In short, Tom Harper knows quite literally nothing about the story. He also says that ‘no one has come to harm’, which makes the inclusion of the term ‘blood on his hands’ unconscionable. He only knows what government officials hiding behind anonymity told him. Yet armed with this spectacular lack of knowledge, he published a headline article that claimed that the files had been ‘cracked’ by the Russians and Chinese (although he doesn’t know that) and also that Snowden has ‘blood on his hands’, while again having no evidence that this is true. These are extremely serious, dangerous and defamatory claims so one would expect the inclusion of a comment from the Snowden side, or at least from one of his prominent supporters or associates. No such opportunity was provided. This also is a fundamental breach of journalistic ethics.

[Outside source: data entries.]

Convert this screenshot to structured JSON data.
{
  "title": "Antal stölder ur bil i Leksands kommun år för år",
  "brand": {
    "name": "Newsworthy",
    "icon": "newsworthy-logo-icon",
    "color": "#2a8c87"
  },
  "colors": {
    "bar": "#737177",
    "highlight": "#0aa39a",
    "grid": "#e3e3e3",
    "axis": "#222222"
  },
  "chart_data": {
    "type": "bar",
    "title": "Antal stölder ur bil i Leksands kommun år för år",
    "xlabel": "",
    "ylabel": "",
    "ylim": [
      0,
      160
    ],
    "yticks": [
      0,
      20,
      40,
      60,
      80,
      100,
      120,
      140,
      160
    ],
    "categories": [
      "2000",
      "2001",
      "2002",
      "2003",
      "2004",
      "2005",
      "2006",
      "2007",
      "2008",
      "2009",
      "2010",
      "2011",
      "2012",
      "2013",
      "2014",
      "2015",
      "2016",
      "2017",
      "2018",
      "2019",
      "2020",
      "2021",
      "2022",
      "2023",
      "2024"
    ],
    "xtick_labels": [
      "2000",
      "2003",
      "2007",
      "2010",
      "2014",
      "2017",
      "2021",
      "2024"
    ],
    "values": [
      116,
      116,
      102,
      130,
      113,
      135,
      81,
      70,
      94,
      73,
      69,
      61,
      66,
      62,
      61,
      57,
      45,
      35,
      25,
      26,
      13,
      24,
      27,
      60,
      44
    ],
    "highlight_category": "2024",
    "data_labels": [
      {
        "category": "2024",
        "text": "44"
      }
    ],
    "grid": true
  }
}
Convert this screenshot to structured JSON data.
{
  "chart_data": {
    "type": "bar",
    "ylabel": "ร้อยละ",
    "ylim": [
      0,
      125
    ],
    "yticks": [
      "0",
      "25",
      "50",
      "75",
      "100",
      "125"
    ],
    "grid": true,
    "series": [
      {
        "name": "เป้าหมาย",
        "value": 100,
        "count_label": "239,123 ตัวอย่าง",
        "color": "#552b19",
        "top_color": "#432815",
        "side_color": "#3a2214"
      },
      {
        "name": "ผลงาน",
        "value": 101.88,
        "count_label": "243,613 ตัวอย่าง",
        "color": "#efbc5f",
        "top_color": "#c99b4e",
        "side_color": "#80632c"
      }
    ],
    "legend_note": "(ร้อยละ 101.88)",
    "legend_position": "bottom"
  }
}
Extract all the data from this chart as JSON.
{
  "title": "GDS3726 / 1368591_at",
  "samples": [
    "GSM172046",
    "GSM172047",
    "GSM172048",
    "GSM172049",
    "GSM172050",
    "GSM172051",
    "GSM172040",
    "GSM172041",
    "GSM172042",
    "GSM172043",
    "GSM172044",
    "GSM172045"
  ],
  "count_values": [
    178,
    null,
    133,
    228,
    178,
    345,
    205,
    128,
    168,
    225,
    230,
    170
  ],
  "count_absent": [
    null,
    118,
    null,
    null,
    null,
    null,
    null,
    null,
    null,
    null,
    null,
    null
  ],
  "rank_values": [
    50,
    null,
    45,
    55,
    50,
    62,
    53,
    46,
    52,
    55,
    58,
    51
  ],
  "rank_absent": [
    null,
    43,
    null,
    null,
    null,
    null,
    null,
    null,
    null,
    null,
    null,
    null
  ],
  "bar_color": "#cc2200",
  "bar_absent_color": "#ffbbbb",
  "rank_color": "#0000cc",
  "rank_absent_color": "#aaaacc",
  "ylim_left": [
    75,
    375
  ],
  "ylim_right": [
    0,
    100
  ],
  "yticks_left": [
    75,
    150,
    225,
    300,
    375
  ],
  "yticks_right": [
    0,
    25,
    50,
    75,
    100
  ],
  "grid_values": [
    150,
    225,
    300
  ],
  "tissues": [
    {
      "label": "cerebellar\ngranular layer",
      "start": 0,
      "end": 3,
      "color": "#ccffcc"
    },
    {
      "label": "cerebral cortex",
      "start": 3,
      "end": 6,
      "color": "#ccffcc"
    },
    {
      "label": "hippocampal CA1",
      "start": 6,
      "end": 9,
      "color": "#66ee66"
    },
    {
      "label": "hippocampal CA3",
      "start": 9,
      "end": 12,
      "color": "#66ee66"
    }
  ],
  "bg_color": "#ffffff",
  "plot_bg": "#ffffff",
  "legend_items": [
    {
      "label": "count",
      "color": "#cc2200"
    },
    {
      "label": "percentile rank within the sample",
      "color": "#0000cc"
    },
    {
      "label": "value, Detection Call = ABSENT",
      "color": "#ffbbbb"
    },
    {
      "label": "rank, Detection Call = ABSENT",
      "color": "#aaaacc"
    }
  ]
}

If one were searching for a working definition of ‘government propaganda mouthpiece’, the actions of Tom Harper and – by extension – the Sunday Times are as close as one can get. While the Sunday Times and any media outlet are at liberty at any time to publish the ‘official position of the British government’ on any issue they choose, depicting it as bombshell breaking news complete with deliberately emotive language is the height of irresponsibility.

This is a serious embarrassment for a major newspaper. A retraction, apology and full explanation must be issued for any credibility whatsoever to be regained. As the Sunday Times is unlikely to accept such an assertion, and is indeed standing by its story, can we now expect a similarly aggressive and blockbusting article on the ‘official position of the British government’ on, say, its arms sales to the Saudi regime? At least in this case the term ‘blood on its hands’ would be demonstrably accurate.

It takes a special level of indoctrination to report with a straight face righteous accusations by British government officials that anyone at all has blood on their hands. The UK, both in its colonial and modern eras, has attacked, invaded, occupied or interfered with almost every nation on the planet. Such indoctrination is a common element of establishment journalists in the UK, with many seeming to possess no awareness of how ludicrous some of their claims about the crimes of current enemies are when weighed up against the similar, documented crimes of their own nation, which they almost unfailingly depict as a benign force in the world.

For the Sunday Times to stand by this obviously bogus story, there are only two possible interpretations of its role: it is either naive about or complicit in the actions of its government. As one does not become a decision-maker in a Rupert Murdoch-owned enterprise by being a shrinking violet, the first option can be safely eliminated. The unavoidable conclusion, therefore, is that the Sunday Times in publishing this article is complicit in the aims of the UK government.